The value of the eastern valleys was known in Inca times, for their stone-faced terraces and coca-drying patios may still be seen at Echarati and on the border of the Chaupimayu Valley at Sahuayaco. Tradition has it that here were the imperial coca lands, that such of the forest Indians as were enslaved were obliged to work upon them, and that the leaves were sent to Cuzco over a paved road now covered with “montaña” or forest. The Indians still relate that at times a mysterious, wavering, white light appears on the terraces and hills where old treasure lies buried. Some of the Indians have gold and silver objects which they say were dug from the floors of hill caves.
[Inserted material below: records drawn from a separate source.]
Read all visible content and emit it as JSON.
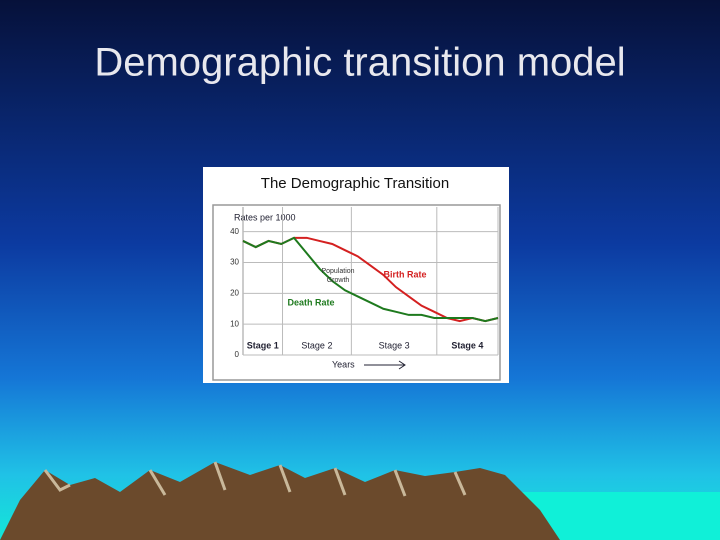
{
  "slide_title": "Demographic transition model",
  "chart_data": {
    "type": "line",
    "title": "The Demographic Transition",
    "y_label": "Rates per 1000",
    "x_label": "Years",
    "x": [
      0,
      1,
      2,
      3,
      4,
      5,
      6,
      7,
      8,
      9,
      10,
      11,
      12,
      13,
      14,
      15,
      16,
      17,
      18,
      19,
      20
    ],
    "xlim": [
      0,
      20
    ],
    "ylim": [
      0,
      48
    ],
    "yticks": [
      0,
      10,
      20,
      30,
      40
    ],
    "grid": true,
    "stages": [
      {
        "label": "Stage 1",
        "start": 0,
        "end": 3.1
      },
      {
        "label": "Stage 2",
        "start": 3.1,
        "end": 8.5
      },
      {
        "label": "Stage 3",
        "start": 8.5,
        "end": 15.2
      },
      {
        "label": "Stage 4",
        "start": 15.2,
        "end": 20
      }
    ],
    "series": [
      {
        "name": "Birth Rate",
        "color": "#d42020",
        "values": [
          37,
          35,
          37,
          36,
          38,
          38,
          37,
          36,
          34,
          32,
          29,
          26,
          22,
          19,
          16,
          14,
          12,
          11,
          12,
          11,
          12
        ]
      },
      {
        "name": "Death Rate",
        "color": "#1e7a1e",
        "values": [
          37,
          35,
          37,
          36,
          38,
          33,
          28,
          24,
          21,
          19,
          17,
          15,
          14,
          13,
          13,
          12,
          12,
          12,
          12,
          11,
          12
        ]
      }
    ],
    "annotations": [
      "Population",
      "Growth"
    ]
  }
}
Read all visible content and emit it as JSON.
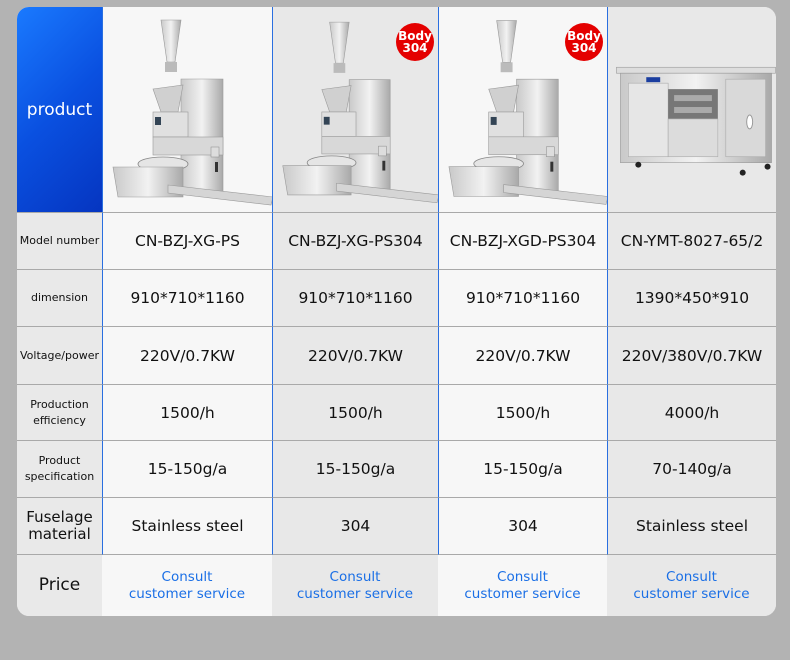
{
  "header_label": "product",
  "products": [
    {
      "image": "dumpling-machine-image",
      "badge": null
    },
    {
      "image": "dumpling-machine-image",
      "badge": {
        "line1": "Body",
        "line2": "304",
        "color": "#e40000"
      }
    },
    {
      "image": "dumpling-machine-image",
      "badge": {
        "line1": "Body",
        "line2": "304",
        "color": "#e40000"
      }
    },
    {
      "image": "proofing-cabinet-image",
      "badge": null
    }
  ],
  "rows": [
    {
      "label": "Model number",
      "values": [
        "CN-BZJ-XG-PS",
        "CN-BZJ-XG-PS304",
        "CN-BZJ-XGD-PS304",
        "CN-YMT-8027-65/2"
      ]
    },
    {
      "label": "dimension",
      "values": [
        "910*710*1160",
        "910*710*1160",
        "910*710*1160",
        "1390*450*910"
      ]
    },
    {
      "label": "Voltage/power",
      "values": [
        "220V/0.7KW",
        "220V/0.7KW",
        "220V/0.7KW",
        "220V/380V/0.7KW"
      ]
    },
    {
      "label": "Production efficiency",
      "values": [
        "1500/h",
        "1500/h",
        "1500/h",
        "4000/h"
      ]
    },
    {
      "label": "Product specification",
      "values": [
        "15-150g/a",
        "15-150g/a",
        "15-150g/a",
        "70-140g/a"
      ]
    },
    {
      "label": "Fuselage material",
      "values": [
        "Stainless steel",
        "304",
        "304",
        "Stainless steel"
      ]
    }
  ],
  "price": {
    "label": "Price",
    "line1": "Consult",
    "line2": "customer service",
    "link_color": "#1a6fe6"
  },
  "colors": {
    "accent": "#0a50e0",
    "background": "#b3b3b3"
  }
}
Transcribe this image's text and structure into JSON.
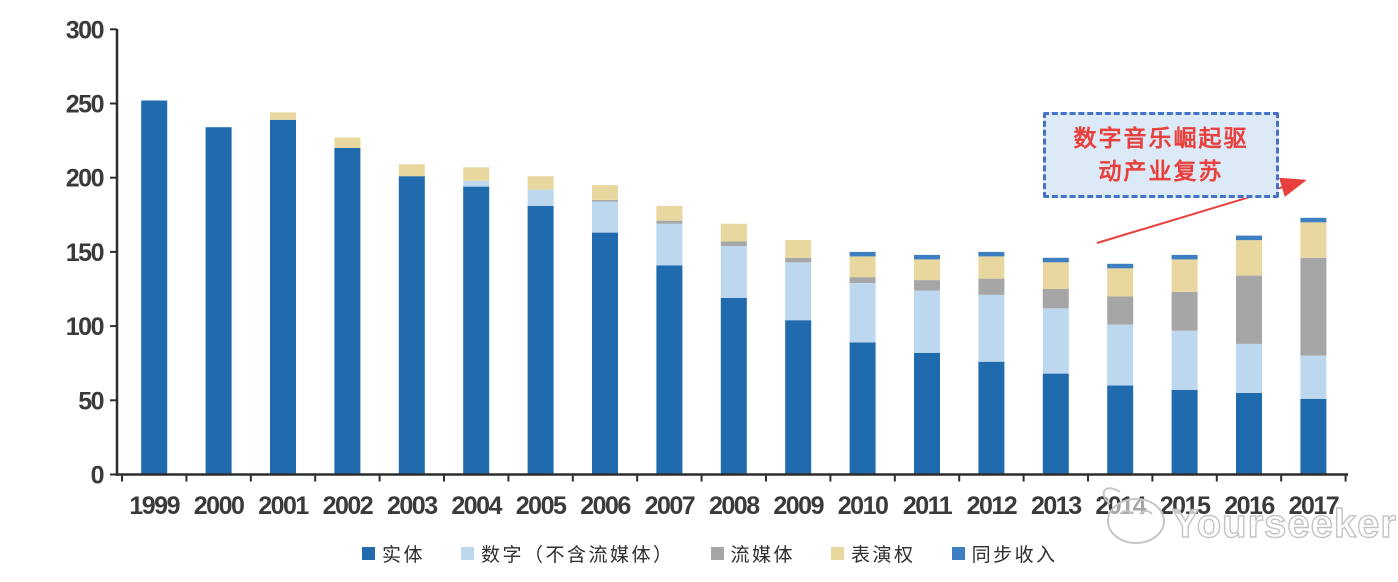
{
  "chart_data": {
    "type": "bar",
    "stacked": true,
    "title": "",
    "xlabel": "",
    "ylabel": "",
    "categories": [
      "1999",
      "2000",
      "2001",
      "2002",
      "2003",
      "2004",
      "2005",
      "2006",
      "2007",
      "2008",
      "2009",
      "2010",
      "2011",
      "2012",
      "2013",
      "2014",
      "2015",
      "2016",
      "2017"
    ],
    "series": [
      {
        "name": "实体",
        "color": "#1F6BAE",
        "values": [
          252,
          234,
          239,
          220,
          201,
          194,
          181,
          163,
          141,
          119,
          104,
          89,
          82,
          76,
          68,
          60,
          57,
          55,
          51
        ]
      },
      {
        "name": "数字（不含流媒体）",
        "color": "#BDD7EE",
        "values": [
          0,
          0,
          0,
          0,
          0,
          4,
          11,
          21,
          28,
          35,
          39,
          40,
          42,
          45,
          44,
          41,
          40,
          33,
          29
        ]
      },
      {
        "name": "流媒体",
        "color": "#A6A6A6",
        "values": [
          0,
          0,
          0,
          0,
          0,
          0,
          0,
          1,
          2,
          3,
          3,
          4,
          7,
          11,
          13,
          19,
          26,
          46,
          66
        ]
      },
      {
        "name": "表演权",
        "color": "#E8D79E",
        "values": [
          0,
          0,
          5,
          7,
          8,
          9,
          9,
          10,
          10,
          12,
          12,
          14,
          14,
          15,
          18,
          19,
          22,
          24,
          24
        ]
      },
      {
        "name": "同步收入",
        "color": "#3E7FC1",
        "values": [
          0,
          0,
          0,
          0,
          0,
          0,
          0,
          0,
          0,
          0,
          0,
          3,
          3,
          3,
          3,
          3,
          3,
          3,
          3
        ]
      }
    ],
    "ylim": [
      0,
      300
    ],
    "yticks": [
      0,
      50,
      100,
      150,
      200,
      250,
      300
    ],
    "grid": false,
    "legend_position": "bottom",
    "axis_color": "#2D2D2D",
    "tick_label_color": "#3A3A3A"
  },
  "annotation": {
    "line1": "数字音乐崛起驱",
    "line2": "动产业复苏",
    "text_color": "#E8403C",
    "border_color": "#4472C4",
    "fill_color": "#DCE9F6",
    "arrow_color": "#E8403C"
  },
  "watermark": {
    "text": "Yourseeker"
  }
}
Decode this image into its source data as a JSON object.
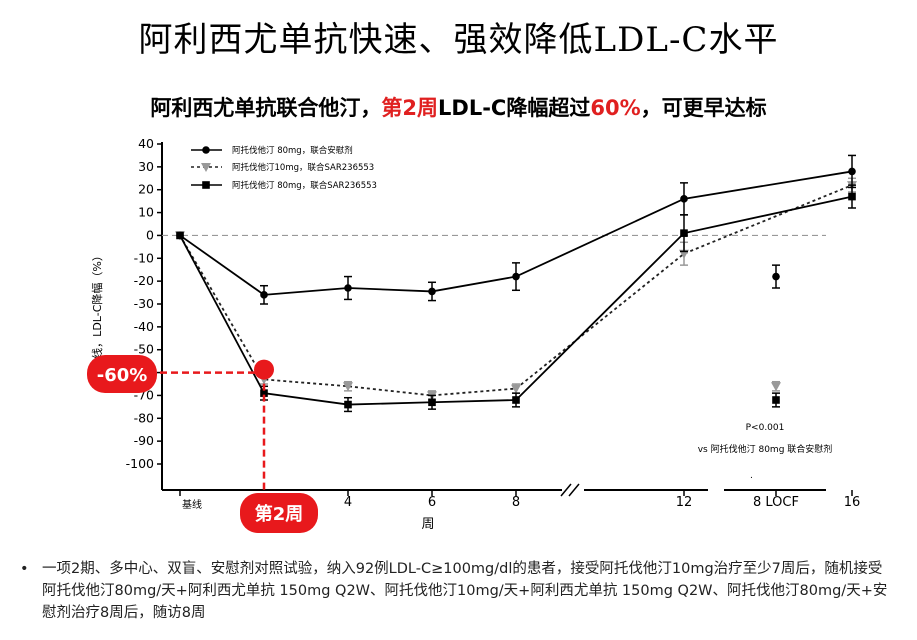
{
  "header": {
    "title": "阿利西尤单抗快速、强效降低LDL-C水平",
    "subtitle_pre": "阿利西尤单抗联合他汀，",
    "subtitle_hl1": "第2周",
    "subtitle_mid": "LDL-C降幅超过",
    "subtitle_hl2": "60%",
    "subtitle_post": "，可更早达标"
  },
  "chart_data": {
    "type": "line",
    "title": "",
    "xlabel": "周",
    "ylabel": "基线，LDL-C降幅（%）",
    "ylim": [
      -110,
      40
    ],
    "yticks": [
      40,
      30,
      20,
      10,
      0,
      -10,
      -20,
      -30,
      -40,
      -50,
      -60,
      -70,
      -80,
      -90,
      -100
    ],
    "x_tick_labels": [
      "基线",
      "4",
      "6",
      "8",
      "12",
      "16"
    ],
    "x": [
      0,
      4,
      6,
      8,
      12,
      16
    ],
    "extra_category": "8 LOCF",
    "reference_line_y": 0,
    "series": [
      {
        "name": "阿托伐他汀 80mg，联合安慰剂",
        "marker": "circle",
        "line_style": "solid",
        "color": "#000000",
        "x": [
          0,
          2,
          4,
          6,
          8,
          12,
          16
        ],
        "values": [
          0,
          -26,
          -23,
          -24.5,
          -18,
          16,
          28
        ],
        "errors": [
          0,
          4,
          5,
          4,
          6,
          7,
          7
        ],
        "locf": -18,
        "locf_error": 5
      },
      {
        "name": "阿托伐他汀10mg，联合SAR236553",
        "marker": "triangle",
        "line_style": "dotted",
        "color": "#999999",
        "x": [
          0,
          2,
          4,
          6,
          8,
          12,
          16
        ],
        "values": [
          0,
          -63,
          -66,
          -70,
          -67,
          -8,
          22
        ],
        "errors": [
          0,
          2,
          2,
          2,
          2,
          5,
          3
        ],
        "locf": -66,
        "locf_error": 2
      },
      {
        "name": "阿托伐他汀 80mg，联合SAR236553",
        "marker": "square",
        "line_style": "solid",
        "color": "#000000",
        "x": [
          0,
          2,
          4,
          6,
          8,
          12,
          16
        ],
        "values": [
          0,
          -69,
          -74,
          -73,
          -72,
          1,
          17
        ],
        "errors": [
          0,
          3,
          3,
          3,
          3,
          8,
          5
        ],
        "locf": -72,
        "locf_error": 3
      }
    ],
    "annotations": {
      "callout_value": "-60%",
      "callout_week": "第2周",
      "pvalue": "P<0.001",
      "pvalue_ref": "vs 阿托伐他汀 80mg 联合安慰剂",
      "dot": "."
    }
  },
  "footnote": {
    "bullet": "•",
    "text": "一项2期、多中心、双盲、安慰剂对照试验，纳入92例LDL-C≥100mg/dl的患者，接受阿托伐他汀10mg治疗至少7周后，随机接受阿托伐他汀80mg/天+阿利西尤单抗 150mg Q2W、阿托伐他汀10mg/天+阿利西尤单抗 150mg Q2W、阿托伐他汀80mg/天+安慰剂治疗8周后，随访8周"
  },
  "colors": {
    "accent": "#e02020",
    "callout": "#e8191c",
    "reference_line": "#999999"
  }
}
There appears to have been an early occupation of the best lands by the Spaniards, for the long extensions down them of Quechua population upon which the conquerors could depend no doubt combined with the special products of the valley to draw white colonists thither.[12] General Miller,[13] writing in 1836, mentions the villages of Incharate (Echarati) and Sant’ Ana (Santa Ana) but discourages the idea of colonization “... since the river ... has lofty mountains on either side of it, and is not navigable even for boats.”
In the “Itinerario de los viajes de Raimondi en el Peru”[14] there is an interesting account of the settlement by the Rueda family of the great estate still held by a Rueda, the wife of Señor Duque. José Rueda, in 1829, was a government deputy representative and took his pay in land, acquiring valuable territory on which there was nothing more than a mission. In 1830 Rueda ceded certain lands in “arriendo” (rent) and on these were founded the haciendas Pucamoco, Sahuayaco, etc.
Señor Gonzales, the present owner of Hacienda Sahuayaco, recently obtained his land—a princely estate, ten miles by forty—for 12,000 soles ($6,000). In a few years he has cleared the best tract, built several miles of canals, hewed out houses and furniture, planted coca, cacao, cane, coffee, rice, pepper, and cotton, and would not sell for $50,000. Moreover, instead of being a superintendent on a neighboring estate and keeping a shop in Cuzco, where his large family was a source of great expense, he has become a wealthy landowner. He has educated a son in the United States. He is importing machinery, such as a rice thresher and a distilling plant. His son is looking forward to the purchase of still more playa land down river. He pays a sol a day to each laborer, securing men from Cotabambas and Abancay, where there are many Indians, a low standard of wages, little unoccupied land, and a hot climate, so that the immigrants do not need to become acclimatized.
The deepest valleys in the Eastern Andes of Peru have a semi-arid climate which brings in its train a variety of unusual geographic relations. At first as one descends the valley the shady and sunny slopes show sharply contrasted vegetation.
Fig. 51—Robledo’s mountain-side trail in the Urubamba Valley below Rosalina.